El cielo era real. Como si hubiera dos cielos, uno encima del otro. La verdad, no obstante, seguía siendo una cuestión de consenso en tal lugar, no de hecho o de derecho, de que cuadraran los relojes y lo que no solo eran las horas. 

Un sitio en donde las mujeres eran mucho más divertidas cuando estaban gordas, sostenían en cierto modo, pero ellas jugaban a aguantar la respiración.

Como un perro que miraba las estrellas se quedaban padres, hijos, el mejor amante y los mejores amigos a su paso. De ellas se vislumbraba hasta el olor de la leche materna, ese misterio del tipo vainilla, sobresaliente.

En ese pueblo el diablo siempre tenía trabajo, porque aún con esas, la que paseaba la bici, como tantas otras, no era la más hermosa.

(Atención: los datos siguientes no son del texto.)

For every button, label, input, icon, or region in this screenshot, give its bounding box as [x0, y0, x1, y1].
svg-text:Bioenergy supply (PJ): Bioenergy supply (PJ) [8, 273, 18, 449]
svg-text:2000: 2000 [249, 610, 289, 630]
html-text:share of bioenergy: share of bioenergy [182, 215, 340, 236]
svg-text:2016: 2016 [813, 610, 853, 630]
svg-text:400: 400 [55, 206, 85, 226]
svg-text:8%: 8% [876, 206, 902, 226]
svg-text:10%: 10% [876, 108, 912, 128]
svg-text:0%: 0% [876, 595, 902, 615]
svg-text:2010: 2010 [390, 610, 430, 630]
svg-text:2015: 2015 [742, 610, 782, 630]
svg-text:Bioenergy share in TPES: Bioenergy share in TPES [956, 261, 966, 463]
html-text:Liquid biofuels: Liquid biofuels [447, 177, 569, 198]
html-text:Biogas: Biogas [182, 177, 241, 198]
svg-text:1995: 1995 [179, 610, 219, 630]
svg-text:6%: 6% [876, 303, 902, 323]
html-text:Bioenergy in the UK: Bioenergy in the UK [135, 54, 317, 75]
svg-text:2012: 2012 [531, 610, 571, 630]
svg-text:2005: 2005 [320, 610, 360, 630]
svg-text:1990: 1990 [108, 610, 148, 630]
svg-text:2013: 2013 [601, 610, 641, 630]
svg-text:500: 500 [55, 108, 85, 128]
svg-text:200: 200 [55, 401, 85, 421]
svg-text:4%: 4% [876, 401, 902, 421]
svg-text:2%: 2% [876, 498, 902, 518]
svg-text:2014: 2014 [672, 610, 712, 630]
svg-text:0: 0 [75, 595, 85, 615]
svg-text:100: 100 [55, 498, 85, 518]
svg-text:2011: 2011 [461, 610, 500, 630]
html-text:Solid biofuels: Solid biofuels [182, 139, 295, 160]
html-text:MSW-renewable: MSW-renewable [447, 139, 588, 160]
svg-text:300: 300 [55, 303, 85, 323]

Padres, hijos, el mejor amante y los mejores amigos tenían más dueñas de su tiempo.

Y eso que lo básico para las personas, en ese pueblo y en los restantes, era comer, vestirse y tener un techo; solo que allí, cuando alguien nacía, no le podían pedir a la vida que le pasaran cosas bonitas, y ni con los ojos cerrados podían escapar de lo feo, de lo hermoso, hinchándose de vida.

Un sitio donde ninguna se sentía sola cuando su mirada retrocedía, ya fuera por los amores perros… y por esas fragancias de siempre, que, como polvo en el viento regalaban vainillas cuando las luciérnagas estaban volando, y a cualquier hora que el naciente precisase.

Mujeres que nunca ofrecían dos veces lo que se rechazaba una. Mujeres de voluntad férrea. Mujeres que, a veces, con el trabajo bien hecho no tenían resultados. Mujeres que no confundían a quien tenía una tribuna con quien tenía la oportunidad.

Los relojes del diablo les marcaba las horas: un gran anfitrión, desde hacía años, siglos. A todas, y a todo, como si hubiera dos cielos, uno encima del otro… en algún lugar, al otro lado del mundo.